Unsur integritas sangat dijunjung di belahan lain dunia ini seperti Jepang. Menteri Pertanian Jepang Taku Eto, misalnya, mengundurkan diri setelah pernyataannya tentang ‘hadiah beras’ memantik kontroversi.
“Saya Membangun pernyataan yang sangat Kagak Layak pada Demi rakyat sedang menderita karena harga beras yang melonjak. Kagak Layak bagi saya Demi tetap menjabat,” kata Eto setelah menyerahkan pengunduran dirinya di Kantor Perdana Menteri di Tokyo, Jepang, pada 21 Mei 2025.
Eto mundur dari jabatannya karena mengeluarkan pernyataan yang Kagak Layak pada Demi rakyatnya sedang menderita. Lain Jepang lain pula Indonesia yang Sekalian Pandai diselesaikan secara adat, Ialah meminta Ampun. Bangsa ini Pandai disebut sebagai bangsa pemaaf dan pelupa, mudah memaafkan mudah pula melupakannya.
Angkat dua jempol Demi Rahayu Saraswati. Ia patut diteladani karena berani berbuat, berani pula bertanggung jawab. Ia mengundurkan diri sebagai Member DPR pada 10 September 2025. Keputusan pengunduran dirinya itu diunggah dalam video di akun Instagram pribadinya.

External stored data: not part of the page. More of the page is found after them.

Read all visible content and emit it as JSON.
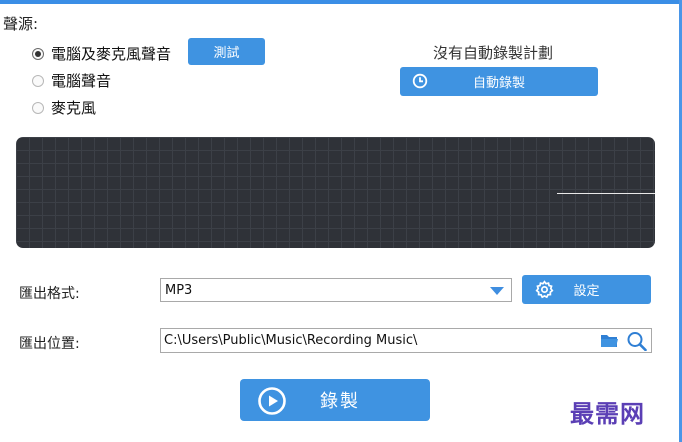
{
  "colors": {
    "accent": "#3f93e1",
    "window_border": "#3a8ee6",
    "visualizer_bg": "#2f3238",
    "visualizer_grid": "#3c4047",
    "watermark": "#5b3fb5"
  },
  "audio_source": {
    "label": "聲源:",
    "options": [
      {
        "label": "電腦及麥克風聲音",
        "selected": true
      },
      {
        "label": "電腦聲音",
        "selected": false
      },
      {
        "label": "麥克風",
        "selected": false
      }
    ],
    "test_button": "測試"
  },
  "schedule": {
    "status_text": "沒有自動錄製計劃",
    "auto_record_button": "自動錄製",
    "auto_record_icon": "clock-icon"
  },
  "visualizer": {
    "level": 0.5
  },
  "output_format": {
    "label": "匯出格式:",
    "value": "MP3",
    "settings_button": "設定",
    "settings_icon": "gear-icon"
  },
  "output_location": {
    "label": "匯出位置:",
    "value": "C:\\Users\\Public\\Music\\Recording Music\\",
    "folder_icon": "folder-icon",
    "search_icon": "search-icon"
  },
  "record_button": {
    "label": "錄製",
    "icon": "play-circle-icon"
  },
  "watermark": "最需网"
}
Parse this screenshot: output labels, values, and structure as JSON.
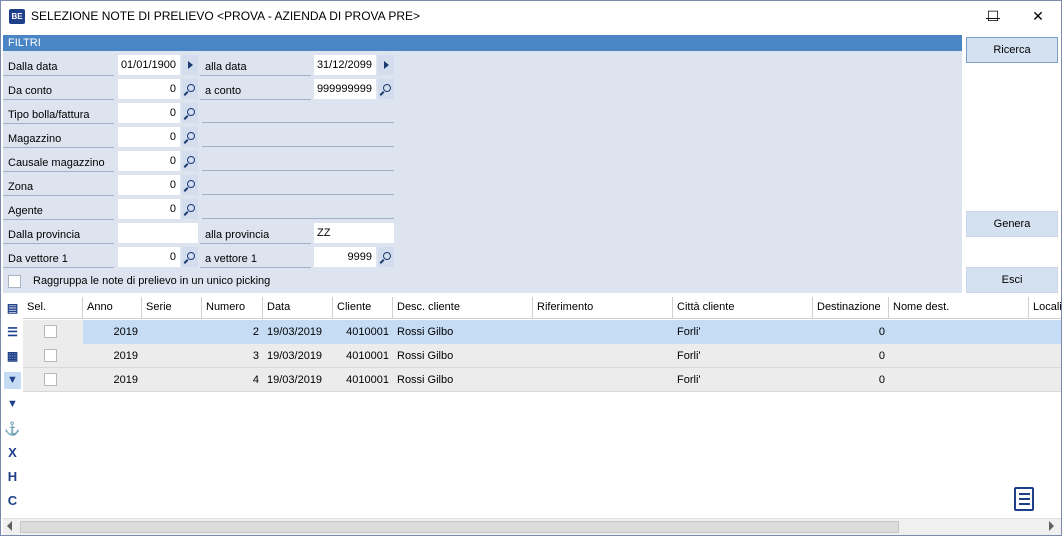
{
  "window": {
    "title": "SELEZIONE NOTE DI PRELIEVO <PROVA - AZIENDA DI PROVA PRE>",
    "app_icon": "BE",
    "minimize_glyph": "—",
    "maximize_glyph": "☐",
    "close_glyph": "✕"
  },
  "filters": {
    "header": "FILTRI",
    "dalla_data": {
      "label": "Dalla data",
      "value": "01/01/1900"
    },
    "alla_data": {
      "label": "alla data",
      "value": "31/12/2099"
    },
    "da_conto": {
      "label": "Da conto",
      "value": "0"
    },
    "a_conto": {
      "label": "a conto",
      "value": "999999999"
    },
    "tipo_bolla": {
      "label": "Tipo bolla/fattura",
      "value": "0"
    },
    "magazzino": {
      "label": "Magazzino",
      "value": "0"
    },
    "causale": {
      "label": "Causale magazzino",
      "value": "0"
    },
    "zona": {
      "label": "Zona",
      "value": "0"
    },
    "agente": {
      "label": "Agente",
      "value": "0"
    },
    "dalla_provincia": {
      "label": "Dalla provincia",
      "value": ""
    },
    "alla_provincia": {
      "label": "alla provincia",
      "value": "ZZ"
    },
    "da_vettore": {
      "label": "Da vettore 1",
      "value": "0"
    },
    "a_vettore": {
      "label": "a vettore 1",
      "value": "9999"
    },
    "raggruppa": {
      "label": "Raggruppa le note di prelievo in un unico picking",
      "checked": false
    }
  },
  "actions": {
    "ricerca": "Ricerca",
    "genera": "Genera",
    "esci": "Esci"
  },
  "toolbar_icons": [
    "grid-view-icon",
    "list-view-icon",
    "table-view-icon",
    "filter-icon",
    "filter-clear-icon",
    "anchor-icon",
    "column-x-icon",
    "column-h-icon",
    "column-c-icon"
  ],
  "grid": {
    "columns": [
      "Sel.",
      "Anno",
      "Serie",
      "Numero",
      "Data",
      "Cliente",
      "Desc. cliente",
      "Riferimento",
      "Città cliente",
      "Destinazione",
      "Nome dest.",
      "Località"
    ],
    "rows": [
      {
        "selected": false,
        "anno": "2019",
        "serie": "",
        "numero": "2",
        "data": "19/03/2019",
        "cliente": "4010001",
        "desc_cliente": "Rossi Gilbo",
        "riferimento": "",
        "citta": "Forli'",
        "destinazione": "0",
        "nome_dest": "",
        "localita": ""
      },
      {
        "selected": false,
        "anno": "2019",
        "serie": "",
        "numero": "3",
        "data": "19/03/2019",
        "cliente": "4010001",
        "desc_cliente": "Rossi Gilbo",
        "riferimento": "",
        "citta": "Forli'",
        "destinazione": "0",
        "nome_dest": "",
        "localita": ""
      },
      {
        "selected": false,
        "anno": "2019",
        "serie": "",
        "numero": "4",
        "data": "19/03/2019",
        "cliente": "4010001",
        "desc_cliente": "Rossi Gilbo",
        "riferimento": "",
        "citta": "Forli'",
        "destinazione": "0",
        "nome_dest": "",
        "localita": ""
      }
    ]
  },
  "colors": {
    "header_blue": "#4a86c5",
    "filter_bg": "#dde4f0",
    "selected_row": "#c6dcf5",
    "alt_row": "#ececec",
    "button_bg": "#d4e1f1",
    "icon_blue": "#1e3f8a"
  }
}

Sara, begitu ia disapa, menjelaskan Dalih pengunduran dirinya akibat ucapan kontroversialnya dalam sebuah siniar di media nasional pada Februari 2025. Potongan siniar itu viral dan mendapat kritik dari warganet pada Agustus 2025. Sara pun memilih mundur karena potongan siniar itu dinilai menyakiti hati masyarakat.
Bangsa ini sangat merindukan kehadiran pejabat seperti Bung Hatta yang menjadi simbol satunya kata dengan perbuatan. Jangan Tiba terjadi, seperti yang ditulis Bung Hatta dalam Demokrasi Kita, ‘Seorang menteri ditugaskan partainya Demi melakukan tindakan-tindakan yang memberi keuntungan bagi partainya’.
Tiba saatnya para pejabat negara menampilkan diri dan berperan sebagai negarawan, jangan keasyikan membenamkan diri menjadi politikus-politikus. Pejabat yang politikus sering lidahnya tergelincir, omon-omon dulu minta Ampun kemudian.